E’ un vuoto fisico quello che sento, sento la fisicità del vuoto lasciato da mio padre. E’ come se sentissi il suo corpo in forma di vuoto. Non mi consola andare a sfogliare i libri sul corpo, anzi … loro sono qui nella mia libreria, fisicamente presenti con le loro parole fisicamente stampate a parlarmi del corpo attraverso pensieri di autori famosi, mentre mio padre è una forma di assenza fisica.
E le parole di mia madre mi traghettano verso riflessioni ancora più impegnative di quelle sull’anima.

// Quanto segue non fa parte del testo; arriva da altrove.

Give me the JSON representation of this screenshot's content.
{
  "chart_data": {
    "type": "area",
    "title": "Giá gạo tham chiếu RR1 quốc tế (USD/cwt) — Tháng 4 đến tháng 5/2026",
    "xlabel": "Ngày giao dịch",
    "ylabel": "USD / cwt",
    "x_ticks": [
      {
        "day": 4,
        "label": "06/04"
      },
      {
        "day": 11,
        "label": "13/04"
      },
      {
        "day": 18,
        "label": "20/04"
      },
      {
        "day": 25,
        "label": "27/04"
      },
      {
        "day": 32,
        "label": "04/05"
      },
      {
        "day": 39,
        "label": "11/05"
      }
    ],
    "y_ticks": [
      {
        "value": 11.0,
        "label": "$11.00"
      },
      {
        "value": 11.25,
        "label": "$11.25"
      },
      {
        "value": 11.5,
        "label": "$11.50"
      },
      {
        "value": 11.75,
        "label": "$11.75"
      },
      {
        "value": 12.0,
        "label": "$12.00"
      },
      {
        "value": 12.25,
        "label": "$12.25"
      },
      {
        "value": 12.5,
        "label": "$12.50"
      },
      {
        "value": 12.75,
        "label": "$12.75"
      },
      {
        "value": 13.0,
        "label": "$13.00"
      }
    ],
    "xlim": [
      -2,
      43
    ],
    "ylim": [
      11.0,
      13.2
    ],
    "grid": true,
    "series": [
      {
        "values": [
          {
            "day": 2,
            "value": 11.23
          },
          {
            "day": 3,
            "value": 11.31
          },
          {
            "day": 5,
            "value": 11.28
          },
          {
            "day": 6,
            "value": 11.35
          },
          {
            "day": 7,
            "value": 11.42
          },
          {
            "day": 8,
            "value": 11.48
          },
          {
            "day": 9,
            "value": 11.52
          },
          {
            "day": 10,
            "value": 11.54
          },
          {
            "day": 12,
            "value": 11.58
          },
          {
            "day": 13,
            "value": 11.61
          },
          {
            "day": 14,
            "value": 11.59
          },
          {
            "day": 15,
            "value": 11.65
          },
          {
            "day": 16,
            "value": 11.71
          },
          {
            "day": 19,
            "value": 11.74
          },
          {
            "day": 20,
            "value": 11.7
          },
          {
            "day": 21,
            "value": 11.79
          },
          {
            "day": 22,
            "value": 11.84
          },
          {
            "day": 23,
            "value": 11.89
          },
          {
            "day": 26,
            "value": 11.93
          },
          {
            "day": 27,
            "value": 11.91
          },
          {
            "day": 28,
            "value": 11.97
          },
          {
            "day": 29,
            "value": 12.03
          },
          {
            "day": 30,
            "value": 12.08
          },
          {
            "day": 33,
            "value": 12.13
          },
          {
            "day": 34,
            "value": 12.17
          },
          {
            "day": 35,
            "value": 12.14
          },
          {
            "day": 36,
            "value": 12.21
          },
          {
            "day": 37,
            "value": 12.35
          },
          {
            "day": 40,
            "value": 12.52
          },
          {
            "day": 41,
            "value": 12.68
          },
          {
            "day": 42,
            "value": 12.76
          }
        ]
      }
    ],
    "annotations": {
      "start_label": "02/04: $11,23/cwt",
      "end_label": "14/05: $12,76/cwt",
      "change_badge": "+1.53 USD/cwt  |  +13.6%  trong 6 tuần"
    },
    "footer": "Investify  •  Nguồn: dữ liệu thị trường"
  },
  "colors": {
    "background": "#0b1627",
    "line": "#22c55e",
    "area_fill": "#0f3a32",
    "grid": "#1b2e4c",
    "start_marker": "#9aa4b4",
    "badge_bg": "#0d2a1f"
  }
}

Dell’anima è più o meno normale non sapere, più o meno normale immaginarla in modo totalmente diverso dal corpo, eterea, spirituale, una forma fluttuante, una non-forma, una trasparenza, un suono, un’eco, una diffusione costante di uno stato di pienezza … è normale immaginarla, o negarla e nel negarla comunque immaginare cosa si stia negando …

Ma il corpo.
Il corpo non si immagina.
Cioè, siamo convinti che non si immagina. Il corpo c’è, lo vediamo, il nostro, quello degli altri.
E invece no. Anche in questo caso, vediamo ciò di cui siamo convinti.
Quale corpo vede ognuno di noi?
Come percepisce il proprio corpo ognuno di noi?
Dove comincia il corpo? Dove finisce il corpo?
Mia madre vorrebbe che anche l’anima avesse un corpo, lo vorrebbe per essere rassicurata nel suo dolore; forse di questo era convinta e adesso la mancanza fisica del babbo fa crollare una sua convinzione fondante del suo mondo.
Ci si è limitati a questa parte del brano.